Shares steady, oil turbulence deepens as Middle East war roils markets
Oil prices briefly retreated after The Wall Street Journal reported that the International Energy Agency had proposed the largest release of oil reserves in its history in an effort to lower crude prices
Shares steadied today (11 March) after a brief dip in oil prices though markets remained anxious as conflicting signals from the US-Israeli war on Iran left investors struggling to assess its potential impact on global inflation and economic growth.
Oil prices briefly retreated after The Wall Street Journal reported that the International Energy Agency had proposed the largest release of oil reserves in its history in an effort to lower crude prices.
The move offered some relief to battered global equities while currencies and bonds showed little movement.
Brent crude futures fluctuated between gains and losses and were last trading 0.2% higher at $87.89 per barrel.
US crude was largely unchanged at $83.47 a barrel after initially falling on the report.
The conflict in the Middle East continued to unsettle investors as the United States and Israel intensified strikes on Iran in what some described as the most intense air attacks of the war undermining earlier hopes of an imminent end to hostilities.
"This news on the strategic reserves being released is welcomed by the market, because then, in the case of a short conflict, there is enough oil to avoid any rationing or economic impact," said Frank Benzimra, head of Asia equity strategy and multi-asset strategist at Societe Generale.
"But it's going to remain uncertain... it's very, very unpredictable."
Despite the uncertainty global stocks recovered somewhat. MSCI Asia-Pacific ex-Japan Index rose 1.6% while Japan's Nikkei 225 gained 2.1%. South Korea's KOSPI advanced 3.2%.
US stock futures also edged higher after a mixed session overnight with Nasdaq Composite futures and S&P 500 futures each adding 0.4%.

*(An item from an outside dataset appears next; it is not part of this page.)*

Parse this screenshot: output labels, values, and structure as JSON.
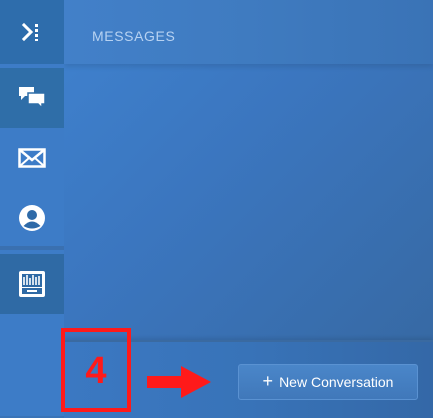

Meanwhile EURO STOXX 50 futures slipped 0.3%.
Markets remain on edge as the Middle East conflict threatens to disrupt global energy trade and trigger a price shock prompting world leaders to search for ways to mitigate the risk.
Still the direction of energy markets largely depends on the duration and intensity of the conflict.
"Several major questions loom over the oil market's trajectory.
Chief among them is the timing of safe passage for vessels through the Strait of Hormuz, a critical chokepoint for global oil supply," said Kerstin Hottner, head of commodities at Vontobel.
"Another concern is the possibility of infrastructure damage... Even if major hostilities subside, the prospect of ongoing low-level Iranian drone attacks on energy infrastructure could prolong market instability into next year."
Dollar strengthens as investors seek safety
The US dollar held on to its gains on Wednesday as investors evaluated the war's broader impact with the greenback emerging as the preferred safe-haven asset during the turmoil.
Against the yen the dollar rose 0.1% to 158.25 while the euro and sterling weakened trading at $1.1624 and $1.3440 respectively.
"You have only one safe asset, which has been the US dollar," said SocGen's Benzimra.
"Even gold or Treasuries did not play this huge safe haven role. In the case of Treasuries, because of the inflation concerns, and in the case of gold, because we could see some investors selling their gains in gold to offset some losses in the equity market."
Bond markets have faced pressure in recent sessions amid concerns that a prolonged rise in energy prices could fuel inflation and push central banks worldwide toward a more hawkish stance.
US Treasuries stabilised on Wednesday with the yield on the benchmark 10-year note little changed at 4.1460% while the two-year yield stood at 3.5796%.
"The general tone of central banks will remain hawkish so long as the threat of the war's inflationary implications persist," said Thierry Wizman, global FX and rates strategist at Macquarie Group.
"We would expect that this more hawkish disposition persists even after hostilities end, largely because the data may continue to point to inflationary pressures throughout the period in which inflation may show up in the data."
February's US inflation reading is due later today.
In precious metals spot gold rose 0.5% to $5,215.60 an ounce.